D. Luís contraiu as sobrancelhas, como se esta resposta lhe fizesse suspeitar uma dissimulação.
- Pois então Jorge nunca falaria contigo?
- Muito de passagem, quando por acaso me encontrava e sempre com umas maneiras tais, que cheguei a acreditar que me que-ria mal por algum motivo desconhecido para mim.
D. Luís fez um gesto de desgosto e de novo lhe assomaram ao semblante os vestígios da desvanecida irritação.
- Não esperava isso de ti, Berta. Tu não és sincera comigo.
- Eu?
- Tu iludes-me como os outros, afinal, conspiras com eles contra a tranquilidade dos meus dias, contra o sossego deste coração atribulado. Deus te perdoe o mal que me fazes, tu, mais do que ninguém, porque te queria deveras.
- Jesus, Sr. D. Luís, meu padrinho, que quer dizer? Em que lhe fiz eu mal? Por amor de Deus, diga, fale-me claro.
- Berta, é preciso que me digas a verdade, se queres que não suspeite de ti, como suspeito dos outros, como suspeito de todos; é preciso que não dissimules, como eles fazem, para me iludirem.
- Mas que quer que lhe diga, Sr. D. Luís? Prometo dizer-lhe a verdade, nem eu lhe sei mentir.
- Então para que me dizes que Jorge te queria mal?
Berta sentia-se cada vez mais sobressaltada pelas perguntas do fidalgo, que pareciam dirigir-se ao segredo recatado que ela conservava no coração.
- Eu disse - respondeu ela - que cheguei a pensar que o Sr. Jorge me queria mal, porém...
A confusão que sentia não a deixou continuar.
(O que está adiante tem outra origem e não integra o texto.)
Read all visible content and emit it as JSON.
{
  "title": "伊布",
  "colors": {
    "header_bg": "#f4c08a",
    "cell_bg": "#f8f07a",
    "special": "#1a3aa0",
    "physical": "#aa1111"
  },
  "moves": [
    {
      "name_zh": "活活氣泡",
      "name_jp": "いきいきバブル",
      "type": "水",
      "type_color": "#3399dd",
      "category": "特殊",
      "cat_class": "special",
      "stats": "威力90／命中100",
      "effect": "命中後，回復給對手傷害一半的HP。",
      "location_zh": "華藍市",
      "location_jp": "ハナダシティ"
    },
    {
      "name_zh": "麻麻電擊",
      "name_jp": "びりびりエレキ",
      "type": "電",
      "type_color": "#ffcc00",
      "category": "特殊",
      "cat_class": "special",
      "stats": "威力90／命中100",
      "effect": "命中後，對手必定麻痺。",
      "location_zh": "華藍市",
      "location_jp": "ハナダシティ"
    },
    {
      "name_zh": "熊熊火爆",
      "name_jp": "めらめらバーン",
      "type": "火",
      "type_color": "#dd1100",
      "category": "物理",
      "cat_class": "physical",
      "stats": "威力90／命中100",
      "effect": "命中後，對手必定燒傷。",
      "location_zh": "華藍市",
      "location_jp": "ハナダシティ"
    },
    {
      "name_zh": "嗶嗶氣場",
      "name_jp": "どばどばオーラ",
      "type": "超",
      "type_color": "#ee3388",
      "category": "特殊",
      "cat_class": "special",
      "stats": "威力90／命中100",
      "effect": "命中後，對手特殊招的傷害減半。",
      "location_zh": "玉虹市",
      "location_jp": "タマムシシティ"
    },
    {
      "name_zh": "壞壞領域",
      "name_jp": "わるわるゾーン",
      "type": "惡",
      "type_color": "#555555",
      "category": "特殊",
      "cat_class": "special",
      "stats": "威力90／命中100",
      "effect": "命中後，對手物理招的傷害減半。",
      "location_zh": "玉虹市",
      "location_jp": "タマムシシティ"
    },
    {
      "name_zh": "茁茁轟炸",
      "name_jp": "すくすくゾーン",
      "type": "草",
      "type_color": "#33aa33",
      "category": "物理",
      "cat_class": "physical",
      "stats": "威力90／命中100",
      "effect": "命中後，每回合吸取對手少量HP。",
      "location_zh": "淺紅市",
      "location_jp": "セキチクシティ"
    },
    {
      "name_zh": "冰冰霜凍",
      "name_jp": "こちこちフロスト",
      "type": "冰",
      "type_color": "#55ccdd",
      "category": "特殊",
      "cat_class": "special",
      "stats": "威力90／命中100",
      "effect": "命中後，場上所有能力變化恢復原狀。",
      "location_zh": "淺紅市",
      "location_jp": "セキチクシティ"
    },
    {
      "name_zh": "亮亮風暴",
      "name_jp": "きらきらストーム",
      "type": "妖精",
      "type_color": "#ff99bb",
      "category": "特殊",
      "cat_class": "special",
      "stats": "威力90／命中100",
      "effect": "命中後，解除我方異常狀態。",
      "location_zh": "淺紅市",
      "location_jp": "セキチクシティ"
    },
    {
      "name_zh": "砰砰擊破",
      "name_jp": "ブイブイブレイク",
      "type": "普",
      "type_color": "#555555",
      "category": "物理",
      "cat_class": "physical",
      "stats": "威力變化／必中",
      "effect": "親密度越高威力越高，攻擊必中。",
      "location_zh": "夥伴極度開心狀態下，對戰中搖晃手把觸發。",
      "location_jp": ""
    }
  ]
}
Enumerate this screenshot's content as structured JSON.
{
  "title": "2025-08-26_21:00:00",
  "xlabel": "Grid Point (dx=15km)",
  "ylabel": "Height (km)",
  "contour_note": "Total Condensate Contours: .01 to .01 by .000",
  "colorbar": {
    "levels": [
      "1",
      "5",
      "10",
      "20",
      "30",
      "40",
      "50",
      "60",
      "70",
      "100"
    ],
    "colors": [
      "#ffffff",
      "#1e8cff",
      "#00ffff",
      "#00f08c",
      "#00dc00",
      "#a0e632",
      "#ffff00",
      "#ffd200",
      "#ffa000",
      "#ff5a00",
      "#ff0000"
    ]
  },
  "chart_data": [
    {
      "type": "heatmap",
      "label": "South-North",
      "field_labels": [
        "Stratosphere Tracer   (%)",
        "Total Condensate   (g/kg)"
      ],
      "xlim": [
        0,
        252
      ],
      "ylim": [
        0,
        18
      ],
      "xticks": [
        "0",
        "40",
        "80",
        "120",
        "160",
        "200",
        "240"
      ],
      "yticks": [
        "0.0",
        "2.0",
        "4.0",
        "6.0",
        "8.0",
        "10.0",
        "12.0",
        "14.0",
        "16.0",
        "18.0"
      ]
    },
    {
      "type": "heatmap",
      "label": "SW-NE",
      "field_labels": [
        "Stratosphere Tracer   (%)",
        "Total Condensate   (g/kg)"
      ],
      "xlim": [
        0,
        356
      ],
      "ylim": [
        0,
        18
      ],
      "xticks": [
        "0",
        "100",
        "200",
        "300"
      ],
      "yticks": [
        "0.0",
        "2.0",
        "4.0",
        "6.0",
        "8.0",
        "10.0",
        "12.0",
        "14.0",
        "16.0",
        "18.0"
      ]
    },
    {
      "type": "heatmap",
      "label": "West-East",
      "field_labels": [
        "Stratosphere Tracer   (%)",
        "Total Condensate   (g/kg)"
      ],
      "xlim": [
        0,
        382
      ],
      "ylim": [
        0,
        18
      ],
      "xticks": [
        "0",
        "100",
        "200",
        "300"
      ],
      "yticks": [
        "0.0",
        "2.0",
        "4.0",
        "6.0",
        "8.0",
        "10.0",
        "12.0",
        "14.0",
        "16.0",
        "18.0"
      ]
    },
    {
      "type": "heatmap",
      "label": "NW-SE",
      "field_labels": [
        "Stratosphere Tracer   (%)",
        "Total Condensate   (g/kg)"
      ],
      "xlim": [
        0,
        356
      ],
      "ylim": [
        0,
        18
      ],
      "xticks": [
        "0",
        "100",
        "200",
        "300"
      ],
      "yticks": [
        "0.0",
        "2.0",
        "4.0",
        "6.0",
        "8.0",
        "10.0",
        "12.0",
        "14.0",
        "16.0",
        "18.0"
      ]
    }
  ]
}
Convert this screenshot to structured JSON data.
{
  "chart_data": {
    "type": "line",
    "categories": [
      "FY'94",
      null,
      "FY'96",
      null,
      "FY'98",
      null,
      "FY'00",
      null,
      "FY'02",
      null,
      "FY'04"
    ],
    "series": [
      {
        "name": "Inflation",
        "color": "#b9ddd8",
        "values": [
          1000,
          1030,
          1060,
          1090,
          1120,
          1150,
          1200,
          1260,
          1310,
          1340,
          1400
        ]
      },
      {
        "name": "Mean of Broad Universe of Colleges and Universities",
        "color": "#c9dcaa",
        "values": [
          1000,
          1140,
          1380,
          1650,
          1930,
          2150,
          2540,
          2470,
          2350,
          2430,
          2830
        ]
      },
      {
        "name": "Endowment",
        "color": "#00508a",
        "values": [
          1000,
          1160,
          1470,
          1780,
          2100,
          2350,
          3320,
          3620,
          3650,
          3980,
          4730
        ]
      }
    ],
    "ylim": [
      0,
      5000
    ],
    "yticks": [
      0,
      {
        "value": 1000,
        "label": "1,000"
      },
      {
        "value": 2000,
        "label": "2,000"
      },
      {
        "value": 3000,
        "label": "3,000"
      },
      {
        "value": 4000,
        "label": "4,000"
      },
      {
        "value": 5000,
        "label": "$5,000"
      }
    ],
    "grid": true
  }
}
O fidalgo notou aquela perturbação e abrandou mais a voz, tomou um tom carinhoso e disse, pegando-lhe afectuosamente na mão:
- Vamos, Berta, sossega. Acredita que tens em mim um amigo, e abre-me francamente o coração sem receio. Diz-me: é verdade que Jorge te disse alguma vez que te amava? É verdade que entre vós ambos há alguma afeição, alguma promessa?
A pergunta, ainda que não já de todo inesperada, sobressaltou Berta, que não atinou com o que respondesse.